Don Leslie Michael (July 31, 1947 – April 8, 1967) was a United States Army soldier and a recipient of the United States military's highest decoration—the Medal of Honor—for his actions in the Vietnam War.

==Biography==
Michael joined the Army from Montgomery, Alabama in 1966, and by April 8, 1967, was serving as a Specialist Four in Company C, 4th Battalion, 503d Infantry, 173d Airborne Brigade. On that day, in the Republic of Vietnam, he single-handedly destroyed a Viet Cong bunker and was then mortally wounded while chasing the retreating enemy soldiers. For his actions, he was posthumously awarded the Medal of Honor.

Michael, aged 19 at his death, was buried at Mount Pleasant Baptist Church, Lexington, Alabama.

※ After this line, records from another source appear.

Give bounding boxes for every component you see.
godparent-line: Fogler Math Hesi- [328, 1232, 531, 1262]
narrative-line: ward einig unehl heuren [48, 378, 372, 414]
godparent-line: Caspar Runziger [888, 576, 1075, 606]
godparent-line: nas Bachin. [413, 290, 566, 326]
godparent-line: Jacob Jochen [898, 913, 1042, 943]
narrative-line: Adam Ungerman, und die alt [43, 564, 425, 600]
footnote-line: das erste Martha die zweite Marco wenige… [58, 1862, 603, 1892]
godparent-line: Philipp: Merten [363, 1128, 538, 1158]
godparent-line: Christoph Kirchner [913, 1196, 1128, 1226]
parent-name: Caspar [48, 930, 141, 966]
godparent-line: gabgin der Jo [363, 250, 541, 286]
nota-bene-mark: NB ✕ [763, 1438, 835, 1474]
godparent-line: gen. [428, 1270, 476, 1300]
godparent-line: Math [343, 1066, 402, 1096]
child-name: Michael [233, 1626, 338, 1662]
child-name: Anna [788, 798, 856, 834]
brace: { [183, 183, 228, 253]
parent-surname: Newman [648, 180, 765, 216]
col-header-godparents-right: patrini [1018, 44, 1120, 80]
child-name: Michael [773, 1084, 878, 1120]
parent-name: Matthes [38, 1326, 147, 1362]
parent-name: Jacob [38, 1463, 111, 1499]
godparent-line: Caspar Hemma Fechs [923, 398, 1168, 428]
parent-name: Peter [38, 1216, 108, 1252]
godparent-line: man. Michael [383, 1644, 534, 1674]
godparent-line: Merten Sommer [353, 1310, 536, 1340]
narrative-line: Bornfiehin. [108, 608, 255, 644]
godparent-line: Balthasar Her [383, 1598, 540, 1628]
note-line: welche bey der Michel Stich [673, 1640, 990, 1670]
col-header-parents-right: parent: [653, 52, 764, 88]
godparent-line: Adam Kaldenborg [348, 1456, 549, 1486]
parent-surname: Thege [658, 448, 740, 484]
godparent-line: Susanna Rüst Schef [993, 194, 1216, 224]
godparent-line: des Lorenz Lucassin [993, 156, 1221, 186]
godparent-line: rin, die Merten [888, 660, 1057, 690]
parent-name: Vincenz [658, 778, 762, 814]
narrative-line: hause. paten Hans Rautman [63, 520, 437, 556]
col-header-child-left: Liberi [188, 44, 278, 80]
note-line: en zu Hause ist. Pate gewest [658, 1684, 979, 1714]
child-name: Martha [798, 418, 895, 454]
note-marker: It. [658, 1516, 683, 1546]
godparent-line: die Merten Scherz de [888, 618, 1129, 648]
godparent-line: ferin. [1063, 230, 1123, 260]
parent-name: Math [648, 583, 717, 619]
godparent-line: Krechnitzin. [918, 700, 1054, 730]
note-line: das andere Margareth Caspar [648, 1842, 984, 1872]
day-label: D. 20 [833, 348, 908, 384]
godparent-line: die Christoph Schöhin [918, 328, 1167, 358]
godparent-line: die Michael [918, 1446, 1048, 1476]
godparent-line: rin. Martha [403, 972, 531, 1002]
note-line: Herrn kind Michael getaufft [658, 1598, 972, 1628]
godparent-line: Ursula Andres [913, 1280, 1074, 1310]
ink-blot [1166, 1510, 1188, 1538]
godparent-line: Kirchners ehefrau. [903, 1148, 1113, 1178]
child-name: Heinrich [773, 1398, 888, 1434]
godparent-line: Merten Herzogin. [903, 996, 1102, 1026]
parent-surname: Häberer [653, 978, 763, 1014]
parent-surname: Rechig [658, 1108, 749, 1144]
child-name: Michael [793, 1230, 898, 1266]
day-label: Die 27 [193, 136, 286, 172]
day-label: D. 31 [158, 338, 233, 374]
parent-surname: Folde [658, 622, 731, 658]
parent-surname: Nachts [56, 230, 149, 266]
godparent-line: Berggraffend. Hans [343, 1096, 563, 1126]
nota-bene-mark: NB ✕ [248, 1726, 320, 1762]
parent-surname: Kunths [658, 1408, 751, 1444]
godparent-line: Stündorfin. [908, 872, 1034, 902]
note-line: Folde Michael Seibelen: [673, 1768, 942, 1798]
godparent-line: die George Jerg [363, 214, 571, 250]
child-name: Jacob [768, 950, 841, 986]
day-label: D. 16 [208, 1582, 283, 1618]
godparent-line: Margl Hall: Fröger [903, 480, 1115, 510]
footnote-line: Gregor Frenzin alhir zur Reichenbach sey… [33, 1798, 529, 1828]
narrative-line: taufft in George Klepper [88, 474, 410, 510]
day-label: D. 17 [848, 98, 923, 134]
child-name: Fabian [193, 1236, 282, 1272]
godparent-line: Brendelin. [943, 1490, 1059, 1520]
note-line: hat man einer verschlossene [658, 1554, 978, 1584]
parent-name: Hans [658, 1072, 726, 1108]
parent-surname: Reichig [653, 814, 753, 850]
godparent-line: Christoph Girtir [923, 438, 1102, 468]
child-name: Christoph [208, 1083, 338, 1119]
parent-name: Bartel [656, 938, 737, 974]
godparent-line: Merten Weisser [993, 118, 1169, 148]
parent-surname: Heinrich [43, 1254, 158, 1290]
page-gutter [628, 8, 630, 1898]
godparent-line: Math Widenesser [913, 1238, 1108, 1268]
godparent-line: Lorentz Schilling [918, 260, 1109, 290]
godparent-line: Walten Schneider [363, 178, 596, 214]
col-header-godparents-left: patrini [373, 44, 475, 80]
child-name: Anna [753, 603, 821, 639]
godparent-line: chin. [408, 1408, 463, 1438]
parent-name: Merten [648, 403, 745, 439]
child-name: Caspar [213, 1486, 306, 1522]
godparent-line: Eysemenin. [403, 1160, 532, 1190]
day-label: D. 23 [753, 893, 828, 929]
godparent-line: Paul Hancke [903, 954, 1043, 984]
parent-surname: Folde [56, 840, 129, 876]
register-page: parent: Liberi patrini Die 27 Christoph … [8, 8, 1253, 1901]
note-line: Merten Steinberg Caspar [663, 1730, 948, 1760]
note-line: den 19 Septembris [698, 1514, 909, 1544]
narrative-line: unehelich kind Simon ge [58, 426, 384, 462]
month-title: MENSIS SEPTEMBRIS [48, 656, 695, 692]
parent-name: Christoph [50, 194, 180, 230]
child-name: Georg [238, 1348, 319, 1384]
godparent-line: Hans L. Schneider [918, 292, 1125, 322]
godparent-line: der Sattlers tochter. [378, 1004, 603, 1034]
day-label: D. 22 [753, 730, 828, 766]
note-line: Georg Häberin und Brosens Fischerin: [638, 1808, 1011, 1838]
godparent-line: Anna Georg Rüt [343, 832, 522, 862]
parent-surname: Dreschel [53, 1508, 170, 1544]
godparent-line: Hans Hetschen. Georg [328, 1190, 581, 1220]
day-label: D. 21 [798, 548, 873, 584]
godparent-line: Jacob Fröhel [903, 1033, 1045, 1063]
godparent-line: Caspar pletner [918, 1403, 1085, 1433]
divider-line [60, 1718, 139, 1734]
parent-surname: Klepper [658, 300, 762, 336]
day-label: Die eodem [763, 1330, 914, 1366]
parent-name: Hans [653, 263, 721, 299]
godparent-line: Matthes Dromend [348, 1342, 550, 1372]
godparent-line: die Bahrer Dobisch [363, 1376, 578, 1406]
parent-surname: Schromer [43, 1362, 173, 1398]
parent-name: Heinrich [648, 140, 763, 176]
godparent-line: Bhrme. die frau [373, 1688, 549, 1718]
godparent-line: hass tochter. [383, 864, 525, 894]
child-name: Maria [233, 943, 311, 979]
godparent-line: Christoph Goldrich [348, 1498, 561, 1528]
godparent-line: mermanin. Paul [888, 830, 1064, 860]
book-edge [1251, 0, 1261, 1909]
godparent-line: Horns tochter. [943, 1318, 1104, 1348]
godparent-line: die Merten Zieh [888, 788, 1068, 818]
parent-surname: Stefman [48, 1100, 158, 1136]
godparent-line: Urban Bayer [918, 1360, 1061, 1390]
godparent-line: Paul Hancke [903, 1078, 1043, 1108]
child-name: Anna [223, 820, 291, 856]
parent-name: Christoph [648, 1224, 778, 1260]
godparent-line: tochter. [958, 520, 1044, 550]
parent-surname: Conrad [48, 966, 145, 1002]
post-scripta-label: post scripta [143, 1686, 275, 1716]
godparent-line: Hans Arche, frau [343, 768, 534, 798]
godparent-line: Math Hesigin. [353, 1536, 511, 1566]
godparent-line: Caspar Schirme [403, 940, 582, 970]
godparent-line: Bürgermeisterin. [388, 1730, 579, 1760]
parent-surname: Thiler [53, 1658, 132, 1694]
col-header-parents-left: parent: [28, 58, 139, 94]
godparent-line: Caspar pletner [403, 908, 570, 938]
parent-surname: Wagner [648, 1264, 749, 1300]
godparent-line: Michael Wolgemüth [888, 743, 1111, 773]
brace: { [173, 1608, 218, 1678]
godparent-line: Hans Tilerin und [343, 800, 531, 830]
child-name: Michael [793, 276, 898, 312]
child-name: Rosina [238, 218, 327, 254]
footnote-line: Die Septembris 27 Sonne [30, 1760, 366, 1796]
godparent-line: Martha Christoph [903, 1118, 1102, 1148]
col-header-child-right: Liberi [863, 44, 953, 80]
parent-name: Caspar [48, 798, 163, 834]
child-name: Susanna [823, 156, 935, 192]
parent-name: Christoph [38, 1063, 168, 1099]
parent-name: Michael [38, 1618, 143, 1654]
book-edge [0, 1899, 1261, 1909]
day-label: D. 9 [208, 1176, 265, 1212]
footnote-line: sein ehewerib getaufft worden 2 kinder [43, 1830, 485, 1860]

==Medal of Honor citation==
Specialist Michael's official Medal of Honor citation reads:

For conspicuous gallantry and intrepidity at the risk of his life above and beyond the call of duty. Specialist Four Michael, U.S. Army, distinguished himself while serving with Company C. Spec. Michael was part of a platoon which was moving through an area of suspected enemy activity. While the rest of the platoon stopped to provide security, the squad to which Spec. Michael was assigned moved forward to investigate signs of recent enemy activity. After moving approximately 125 meters, the squad encountered a single Viet Cong soldier. When he was fired upon by the squad's machine gunner, other Viet Cong opened fire with automatic weapons from a well-concealed bunker to the squad's right front. The volume of enemy fire was so withering as to pin down the entire squad and halt all forward movement. Realizing the gravity of the situation, Spec. Michael exposed himself to throw 2 grenades, but failed to eliminate the enemy position. From his position on the left flank, Spec. Michael maneuvered forward with 2 more grenades until he was within 20 meters of the enemy bunkers, when he again exposed himself to throw 2 grenades, which failed to detonate. Undaunted, Spec. Michael made his way back to the friendly positions to obtain more grenades. With 2 grenades in hand, he again started his perilous move towards the enemy bunker, which by this time was under intense artillery fire from friendly positions. As he neared the bunker, an enemy soldier attacked him from a concealed position. Spec. Michael killed him with his rifle and, in spite of the enemy fire and the exploding artillery rounds, was successful in destroying the enemy positions. Spec. Michael took up pursuit of the remnants of the retreating enemy. When his comrades reached Spec. Michael, he had been mortally wounded. His inspiring display of determination and courage saved the lives of many of his comrades and successfully eliminated a destructive enemy force. Spec. Michael's actions were in keeping with the highest traditions of the military service and reflect the utmost credit upon himself and the U.S. Army.